The Grouchy Ladybug by Eric Carle
This book follows a grouchy little ladybug through its day. The ladybug tries to pick fights with a variety of animals and by the end of the day it’s exhausted! Ultimately, the ladybug ends up happy and content. There are so many uses for this book:
1) Time Concepts
2) Social Skills
3) Compare/Contrast – The ladybug encounters lots of different animals throughout the day. Compare the ladybug to each animal or compare the animals to each other.
The Very Hungry Caterpillar by Eric Carle
Eric Carle has tons of lovely books about bugs! This one is my favorite! This book shows the lifecycle of a butterfly. The little caterpillar hatches and eats his way through the week! Use this book to target:
1) Quantitative Concepts – He eats one apple, two pears, etc
2) Sequencing – Talk about the lifecycle of a butterfly!

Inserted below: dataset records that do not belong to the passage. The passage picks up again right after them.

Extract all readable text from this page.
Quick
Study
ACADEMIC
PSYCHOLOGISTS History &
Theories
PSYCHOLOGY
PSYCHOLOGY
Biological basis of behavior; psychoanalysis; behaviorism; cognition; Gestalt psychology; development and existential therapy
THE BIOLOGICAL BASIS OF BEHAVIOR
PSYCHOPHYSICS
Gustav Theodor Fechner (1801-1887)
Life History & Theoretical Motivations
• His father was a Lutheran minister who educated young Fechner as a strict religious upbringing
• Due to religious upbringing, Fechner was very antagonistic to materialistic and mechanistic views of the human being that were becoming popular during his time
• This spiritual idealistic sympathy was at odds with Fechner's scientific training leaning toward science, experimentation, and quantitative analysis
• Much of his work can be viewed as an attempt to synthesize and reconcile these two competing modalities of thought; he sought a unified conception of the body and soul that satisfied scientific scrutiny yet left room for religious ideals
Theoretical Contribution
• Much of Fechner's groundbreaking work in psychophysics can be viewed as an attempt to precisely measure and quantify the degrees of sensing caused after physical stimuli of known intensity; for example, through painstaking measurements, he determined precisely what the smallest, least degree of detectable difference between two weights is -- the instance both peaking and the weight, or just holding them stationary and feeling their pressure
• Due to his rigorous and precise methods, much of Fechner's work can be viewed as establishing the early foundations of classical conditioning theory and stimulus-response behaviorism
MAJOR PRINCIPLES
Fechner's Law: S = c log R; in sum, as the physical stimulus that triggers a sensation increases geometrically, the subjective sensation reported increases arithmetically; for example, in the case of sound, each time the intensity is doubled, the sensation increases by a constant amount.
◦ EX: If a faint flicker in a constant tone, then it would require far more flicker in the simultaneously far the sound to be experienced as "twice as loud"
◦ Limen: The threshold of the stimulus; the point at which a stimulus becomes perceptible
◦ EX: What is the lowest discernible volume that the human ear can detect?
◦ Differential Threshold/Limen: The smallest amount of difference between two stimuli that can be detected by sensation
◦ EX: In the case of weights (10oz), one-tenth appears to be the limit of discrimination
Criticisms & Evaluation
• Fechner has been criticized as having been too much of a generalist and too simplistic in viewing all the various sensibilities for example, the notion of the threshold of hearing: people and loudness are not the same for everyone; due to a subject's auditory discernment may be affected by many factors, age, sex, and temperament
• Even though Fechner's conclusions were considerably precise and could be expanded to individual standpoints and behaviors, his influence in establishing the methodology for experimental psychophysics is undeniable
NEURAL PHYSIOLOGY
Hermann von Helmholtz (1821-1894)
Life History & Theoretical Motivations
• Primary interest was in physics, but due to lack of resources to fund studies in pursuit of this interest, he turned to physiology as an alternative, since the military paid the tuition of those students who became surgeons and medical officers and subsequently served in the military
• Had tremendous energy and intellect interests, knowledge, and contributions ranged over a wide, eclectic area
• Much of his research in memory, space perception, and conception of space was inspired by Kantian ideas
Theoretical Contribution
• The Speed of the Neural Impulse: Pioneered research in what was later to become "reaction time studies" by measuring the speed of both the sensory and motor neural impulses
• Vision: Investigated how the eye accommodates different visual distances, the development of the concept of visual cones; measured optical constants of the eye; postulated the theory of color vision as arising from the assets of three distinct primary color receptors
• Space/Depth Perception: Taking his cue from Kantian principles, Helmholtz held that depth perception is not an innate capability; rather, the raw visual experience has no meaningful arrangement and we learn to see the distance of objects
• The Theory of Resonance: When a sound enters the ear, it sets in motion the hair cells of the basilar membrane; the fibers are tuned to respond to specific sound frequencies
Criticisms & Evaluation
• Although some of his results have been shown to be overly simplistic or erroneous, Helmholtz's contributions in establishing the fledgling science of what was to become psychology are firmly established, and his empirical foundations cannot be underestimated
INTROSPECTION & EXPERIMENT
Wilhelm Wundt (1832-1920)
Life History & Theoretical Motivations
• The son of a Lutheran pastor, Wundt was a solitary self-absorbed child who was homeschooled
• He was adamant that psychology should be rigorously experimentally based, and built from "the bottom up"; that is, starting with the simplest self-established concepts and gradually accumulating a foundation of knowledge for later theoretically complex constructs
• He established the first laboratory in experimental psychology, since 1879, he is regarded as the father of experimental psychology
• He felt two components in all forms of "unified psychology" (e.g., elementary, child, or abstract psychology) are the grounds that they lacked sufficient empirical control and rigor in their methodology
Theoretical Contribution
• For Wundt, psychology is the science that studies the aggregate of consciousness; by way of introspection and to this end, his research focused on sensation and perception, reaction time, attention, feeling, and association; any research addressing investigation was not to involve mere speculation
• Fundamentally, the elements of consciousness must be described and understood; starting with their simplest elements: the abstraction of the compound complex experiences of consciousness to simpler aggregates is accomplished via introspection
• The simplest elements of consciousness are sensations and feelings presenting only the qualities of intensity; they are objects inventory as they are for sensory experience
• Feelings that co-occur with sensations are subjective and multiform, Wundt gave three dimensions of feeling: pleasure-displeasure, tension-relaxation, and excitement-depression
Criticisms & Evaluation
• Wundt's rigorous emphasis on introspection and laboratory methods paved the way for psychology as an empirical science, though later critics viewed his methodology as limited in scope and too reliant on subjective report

A Pet for Fly Guy by Tedd Arnold
I LOVE the Fly Guy series! He’s always been a hit in my speech room over the years! In this book, Fly Guy wants a pet of his own. They go to the pet shop and check out a puppy, frog, and cat. Then they go to the park and check out worms, spiders, and crickets. Of course, none of them work out! Ultimately, Fly Guy decides he wants Buzz (his owner) to be his pet. It’s so sweet! You can work on:
1) Adjectives – Each pet doesn’t work out because it’s too *something.* It’s either too jumpy, too slimy, too tangly, etc.
2) Why Questions – Ask students why various animals didn’t work out.
3) Animal Vocabulary
Bugs! Bugs! Bugs! by Bob Barner
I love this book! It’s colorful and so much fun! At the end there’s a page that shows the actual sizes of bugs and there’s also a colorful chart (Bug-O-Meter) at the end that breaks down where bugs live, how many legs, can it fly, etc. You can work on:
1) Rhyming – The story portion is written in rhyme!
2) Compare/Contrast – Use the bug-o-meter in the back of the book to compare/contrast different bugs!
3) Where Questions – Talk about where each type of bug lives.
Bugs A to Zzzzzz by Caroline Lawton
This is a wonderful non-fiction book to add to your bug collection. It features real pictures and shares two different bugs for each letter of the alphabet. For instance, the “B” page has a bee and a butterfly and the “Z” page has a zebra spider and a zebra swallowtail butterfly!
1) Compare/Contrast – This book is set up perfect for comparing and contrasting! Each page features two different bugs!
2) WH Questions – Each bug has a little blurb that provides information. Read the blurb aloud and then ask questions about it!
The Magic School Bus: Inside a Bee Hive by Joanna Cole & Bruce Degen
I love Mrs. Frizzle! This book series combines non-fiction and fiction in such a fun way! The end breaks down all of the things that can’t happen in real life! The pages are full of diagrams and tons of different text features! Generally, these books are very text-heavy though. Use this book to address:
1) Text Features – Non-fiction books require a different set of skills. Teach students who to recognize a variety of text features such as headings, diagrams, charts, labels, etc.
3) Compare/Contrast – drones vs. worker bees, queen bee vs. worker bee, etc
Do you ever do a bug theme in your speech room? What materials and books do you use?
Thank you for stopping by! Have a wonderful day!